Yargı da yasaların anayasaya uygunluğunu ve yürütmenin yasalara aykırı hatalı
uygulamalarını denetleyecek. Krallıklarda, diktatörlüklerde yasama, yürütme ve
yargı yetkileri tiranın elindedir. Denetim olmadığında devletin işleyişinde
keyfiyet egemendir.
RTE’nin başkanlık sistemi konusundaki ısrarındaki amacı,
devletin tüm yönetim yetkilerini eline almak istemesidir. Erdoğan’a yasama ve
yürütmeyi kontrol etmek yetmiyor. Dönüştürülmüş siyasetin emrine girmiş yargı
da onun için yeterli olmuyor. Yargının
tümüyle kendi avuçlarında olmasını istemekte. “Demokrasi araçtır.” dememiş
miydi yıllar önce RTE? Demokrasiyi, kuvvetler ayrımını ortadan kaldırmak için
araç olarak kullandı on yıl. Şimdi canına okuduğu demokrasiye son darbeyi
indirmek istiyor yargı yetkisini de eline alarak. Başkanlık tartışmalarıyla
padişahlık yetkilerini artırmanın peşinde.

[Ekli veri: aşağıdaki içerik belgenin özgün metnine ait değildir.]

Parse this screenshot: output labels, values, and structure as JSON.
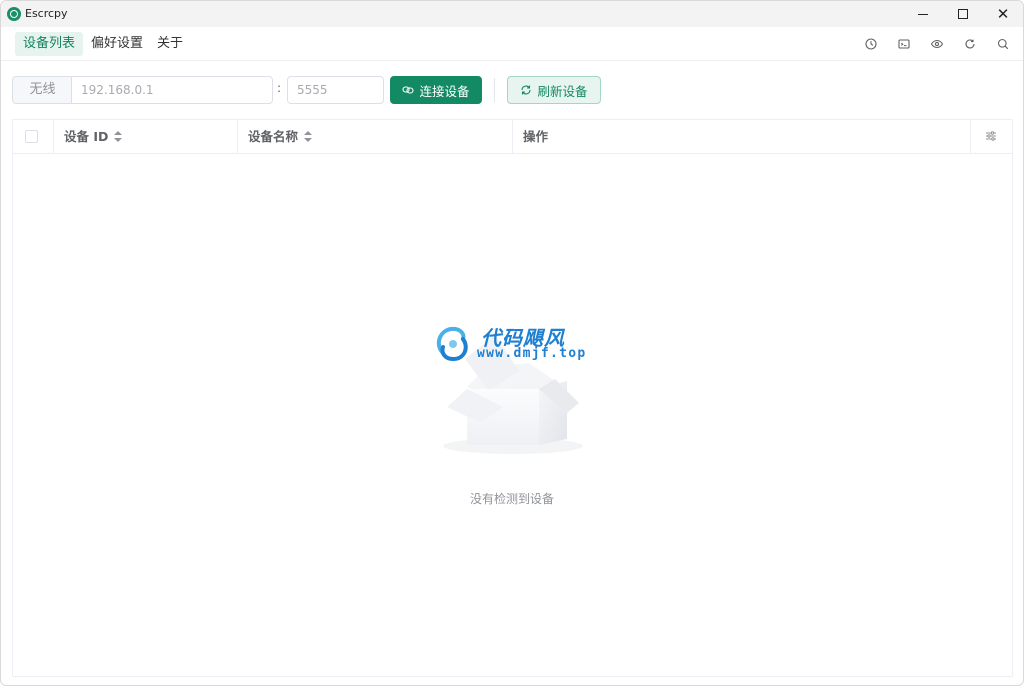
{
  "window": {
    "title": "Escrcpy",
    "brand_color": "#138a63"
  },
  "menu": {
    "items": [
      {
        "label": "设备列表",
        "active": true
      },
      {
        "label": "偏好设置",
        "active": false
      },
      {
        "label": "关于",
        "active": false
      }
    ],
    "tool_icons": [
      "clock-icon",
      "terminal-icon",
      "eye-icon",
      "refresh-icon",
      "search-icon"
    ]
  },
  "connect": {
    "addon_label": "无线",
    "ip_placeholder": "192.168.0.1",
    "separator": ":",
    "port_placeholder": "5555",
    "connect_label": "连接设备",
    "refresh_label": "刷新设备"
  },
  "table": {
    "columns": [
      "设备 ID",
      "设备名称",
      "操作"
    ],
    "empty_text": "没有检测到设备"
  },
  "watermark": {
    "title": "代码飓风",
    "url": "www.dmjf.top"
  }
}
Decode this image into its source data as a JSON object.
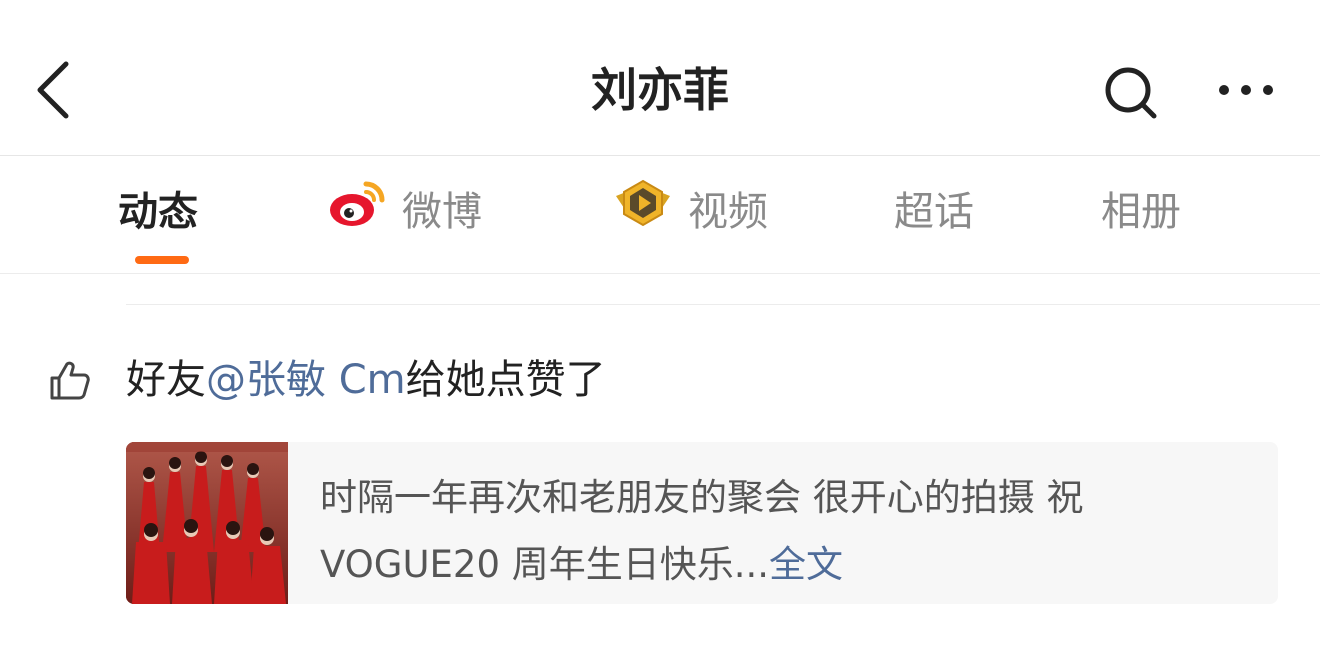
{
  "header": {
    "title": "刘亦菲"
  },
  "icons": {
    "back": "chevron-left-icon",
    "search": "search-icon",
    "more": "more-dots-icon",
    "weibo": "weibo-logo-icon",
    "video": "video-badge-icon",
    "like": "thumbs-up-icon"
  },
  "tabs": [
    {
      "label": "动态",
      "active": true
    },
    {
      "label": "微博",
      "active": false
    },
    {
      "label": "视频",
      "active": false
    },
    {
      "label": "超话",
      "active": false
    },
    {
      "label": "相册",
      "active": false
    }
  ],
  "activity": {
    "prefix": "好友",
    "mention": "@张敏 Cm",
    "suffix": "给她点赞了"
  },
  "post": {
    "text": "时隔一年再次和老朋友的聚会 很开心的拍摄 祝 VOGUE20 周年生日快乐...",
    "more_link": "全文"
  },
  "colors": {
    "accent": "#ff6a14",
    "link": "#4f6c99",
    "text_primary": "#222222",
    "text_secondary": "#8a8a8a",
    "card_bg": "#f7f7f7"
  }
}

Demokrasiyi yalnızca seçim sandığı olarak düşününce
padişahlığa giden yol kısalır. Oysa sandık, demokrasinin yalnızca bir adımıdır.
Kamunun parasını denetleyemeyen bir yönetim demokrasi olur mu? TBMM’de,
Sayıştay raporları gelmeden bütçe görüşmelerinin yapılması hangi demokratik ve
yasal kurala uygundur? Yargı, iktidarın denetimine girdiği için AKP’ye muhalif
olan aydınlar Silivri ve Hasdal zindanlarındadır sorgusuz sualsiz.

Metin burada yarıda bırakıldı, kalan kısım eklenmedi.